Le dernier refuge, bien incertain, qui pourrait encore d’offrir aux concessionnaires serait celui de l’article 6 de la Convention européenne des droits de l’homme qui consacre le droit à un procès équitable. En effet, l’on peut se demander, selon le cas d’espèce, s’il serait réellement équitable de recourir à un arbitrage lorsque les coûts d’une telle procédure sont manifestement déraisonnables, par exemple lorsque cet arbitrage est prévu à dans un pays lointain et exotique avec un panel de trois arbitres.

 

Patrick Kileste

 

[1] S. Goldman, « « A wind of change » dans l’arbitrabilité des litiges relatifs à la résiliation des contrats de concession exclusive à durée indéterminée » in Liber Amicorum Xavier Dieux, 1e édition, Bruxelles, Larcier, 2022, p. 1383-1406.

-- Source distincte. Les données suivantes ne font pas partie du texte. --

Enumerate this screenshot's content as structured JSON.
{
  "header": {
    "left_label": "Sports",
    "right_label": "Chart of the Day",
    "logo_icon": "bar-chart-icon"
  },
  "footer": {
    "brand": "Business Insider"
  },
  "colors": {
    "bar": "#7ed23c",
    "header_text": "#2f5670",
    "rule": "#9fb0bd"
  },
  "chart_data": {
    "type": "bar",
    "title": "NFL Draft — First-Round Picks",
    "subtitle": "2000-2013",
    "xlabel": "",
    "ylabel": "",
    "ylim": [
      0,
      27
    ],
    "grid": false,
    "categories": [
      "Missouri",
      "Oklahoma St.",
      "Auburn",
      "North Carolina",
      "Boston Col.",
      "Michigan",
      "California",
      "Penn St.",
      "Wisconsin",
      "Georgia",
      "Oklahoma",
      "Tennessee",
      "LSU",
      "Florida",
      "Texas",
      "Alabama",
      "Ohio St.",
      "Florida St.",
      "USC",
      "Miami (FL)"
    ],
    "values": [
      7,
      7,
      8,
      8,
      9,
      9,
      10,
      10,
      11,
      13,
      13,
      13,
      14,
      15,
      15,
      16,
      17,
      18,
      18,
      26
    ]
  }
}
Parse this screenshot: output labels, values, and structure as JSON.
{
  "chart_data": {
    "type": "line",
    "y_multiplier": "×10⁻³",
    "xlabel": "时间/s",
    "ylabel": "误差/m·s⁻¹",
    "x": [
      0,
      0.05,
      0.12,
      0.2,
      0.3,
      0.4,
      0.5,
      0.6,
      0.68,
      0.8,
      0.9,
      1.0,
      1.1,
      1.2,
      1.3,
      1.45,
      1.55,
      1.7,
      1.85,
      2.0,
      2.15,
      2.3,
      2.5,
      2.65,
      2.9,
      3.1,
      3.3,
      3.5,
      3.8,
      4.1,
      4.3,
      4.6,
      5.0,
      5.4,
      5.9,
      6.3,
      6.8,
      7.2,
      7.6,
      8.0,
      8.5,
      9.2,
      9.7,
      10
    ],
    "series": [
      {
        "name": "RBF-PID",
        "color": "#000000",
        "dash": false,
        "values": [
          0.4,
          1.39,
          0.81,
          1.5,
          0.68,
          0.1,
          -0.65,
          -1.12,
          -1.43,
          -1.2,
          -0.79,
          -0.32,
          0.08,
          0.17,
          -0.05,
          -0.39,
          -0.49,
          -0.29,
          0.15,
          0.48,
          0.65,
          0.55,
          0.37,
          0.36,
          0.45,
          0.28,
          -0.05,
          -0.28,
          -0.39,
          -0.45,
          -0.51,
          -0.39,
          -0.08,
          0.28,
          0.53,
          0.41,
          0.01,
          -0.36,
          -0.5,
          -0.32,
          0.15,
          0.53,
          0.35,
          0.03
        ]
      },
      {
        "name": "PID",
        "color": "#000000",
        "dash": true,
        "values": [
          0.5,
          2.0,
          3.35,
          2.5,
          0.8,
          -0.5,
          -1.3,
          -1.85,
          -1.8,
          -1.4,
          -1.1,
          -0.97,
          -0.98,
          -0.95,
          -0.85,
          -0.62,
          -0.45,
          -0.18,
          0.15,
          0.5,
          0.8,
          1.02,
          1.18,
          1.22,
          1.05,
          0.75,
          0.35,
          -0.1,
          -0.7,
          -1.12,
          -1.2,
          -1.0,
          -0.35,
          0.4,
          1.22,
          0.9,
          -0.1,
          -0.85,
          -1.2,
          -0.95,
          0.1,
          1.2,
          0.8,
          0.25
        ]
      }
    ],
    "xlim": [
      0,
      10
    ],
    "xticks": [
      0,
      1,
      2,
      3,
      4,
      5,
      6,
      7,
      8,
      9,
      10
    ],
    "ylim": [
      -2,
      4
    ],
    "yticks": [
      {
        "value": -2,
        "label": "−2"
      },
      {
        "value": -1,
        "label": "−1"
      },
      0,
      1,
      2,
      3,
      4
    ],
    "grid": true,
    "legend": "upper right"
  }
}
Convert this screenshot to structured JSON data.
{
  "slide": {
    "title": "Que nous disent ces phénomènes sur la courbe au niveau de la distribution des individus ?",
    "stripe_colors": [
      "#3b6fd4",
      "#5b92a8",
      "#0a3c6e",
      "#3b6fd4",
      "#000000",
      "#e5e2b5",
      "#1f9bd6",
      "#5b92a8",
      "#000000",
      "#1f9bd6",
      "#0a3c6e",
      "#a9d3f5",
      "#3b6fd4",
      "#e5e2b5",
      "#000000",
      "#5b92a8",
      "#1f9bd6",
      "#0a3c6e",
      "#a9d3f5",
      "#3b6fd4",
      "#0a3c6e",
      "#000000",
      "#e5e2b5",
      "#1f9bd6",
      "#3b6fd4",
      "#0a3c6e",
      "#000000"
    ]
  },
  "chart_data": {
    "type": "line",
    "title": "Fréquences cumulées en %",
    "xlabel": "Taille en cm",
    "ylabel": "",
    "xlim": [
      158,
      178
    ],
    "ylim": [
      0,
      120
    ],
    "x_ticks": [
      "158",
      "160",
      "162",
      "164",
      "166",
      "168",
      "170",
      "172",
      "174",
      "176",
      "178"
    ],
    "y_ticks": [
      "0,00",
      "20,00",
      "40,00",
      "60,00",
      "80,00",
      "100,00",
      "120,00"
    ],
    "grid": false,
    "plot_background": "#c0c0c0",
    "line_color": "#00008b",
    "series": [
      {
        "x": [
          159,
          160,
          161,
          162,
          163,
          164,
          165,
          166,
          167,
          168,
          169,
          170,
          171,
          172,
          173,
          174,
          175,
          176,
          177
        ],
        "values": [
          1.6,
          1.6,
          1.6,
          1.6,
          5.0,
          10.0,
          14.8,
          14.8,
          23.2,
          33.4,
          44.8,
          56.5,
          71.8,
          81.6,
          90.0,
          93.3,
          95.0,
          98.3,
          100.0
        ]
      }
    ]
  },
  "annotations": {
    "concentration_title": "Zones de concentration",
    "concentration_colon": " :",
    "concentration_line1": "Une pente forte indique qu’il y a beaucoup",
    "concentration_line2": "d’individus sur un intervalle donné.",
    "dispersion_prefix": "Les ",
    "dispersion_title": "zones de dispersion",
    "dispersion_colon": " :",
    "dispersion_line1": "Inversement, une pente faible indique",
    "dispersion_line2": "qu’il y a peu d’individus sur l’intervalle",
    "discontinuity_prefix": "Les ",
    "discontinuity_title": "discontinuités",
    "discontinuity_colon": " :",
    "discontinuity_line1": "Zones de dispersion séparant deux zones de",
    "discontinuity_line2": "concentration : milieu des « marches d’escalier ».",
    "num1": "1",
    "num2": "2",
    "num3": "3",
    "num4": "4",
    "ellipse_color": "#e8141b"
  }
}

[2] Arrêt Leski, Cass., 27 mai 1971, Pas., 1971, I, p. 914.

[3] RÈGLEMENT (CE) N o 593/2008 DU PARLEMENT EUROPÉEN ET DU CONSEIL du 17 juin 2008 sur la loi applicable aux obligations contractuelles (Rome I).

[4] Convention de Rome de 1980 sur la loi applicable aux obligations contractuelles (98/C 27/02).

[5] Article 7 de la Convention de Rome et article 9 du Règlement Rome I.

[6] P.Hollander, « L'arrêt Unamar de la Cour de justice : une bombe atomique sur le droit belge de la distribution commerciale ? », J.T., 2014/17, n° 6561, p. 297-301.

[7] P. Kileste, P. Hollander et C. Staudt, La résiliation unilatérale des concessions de ventes- 50 ans d’évolution de la loi du 27 juillet 1961, Anthémis, Limal, 2011, pp. 208 et s. et réf. Citées.

[8] Arrêt Unamar, point 49.

[9] Arrêt Unamar, dispositif.

[10] Article 9.1 du Règlement Rome I

[11] Voyez notamment Cass., 28 septembre 1979, Pas., 1980, I, p. 131.

[12] P. HOLLANDER, op. cit. p. 157, n°33.

[13] Cass., 28 juin 1979, Pas., 1979, I, p. 1260 ; R.C.J.B., 1981, p. 332 et note Vander Elst.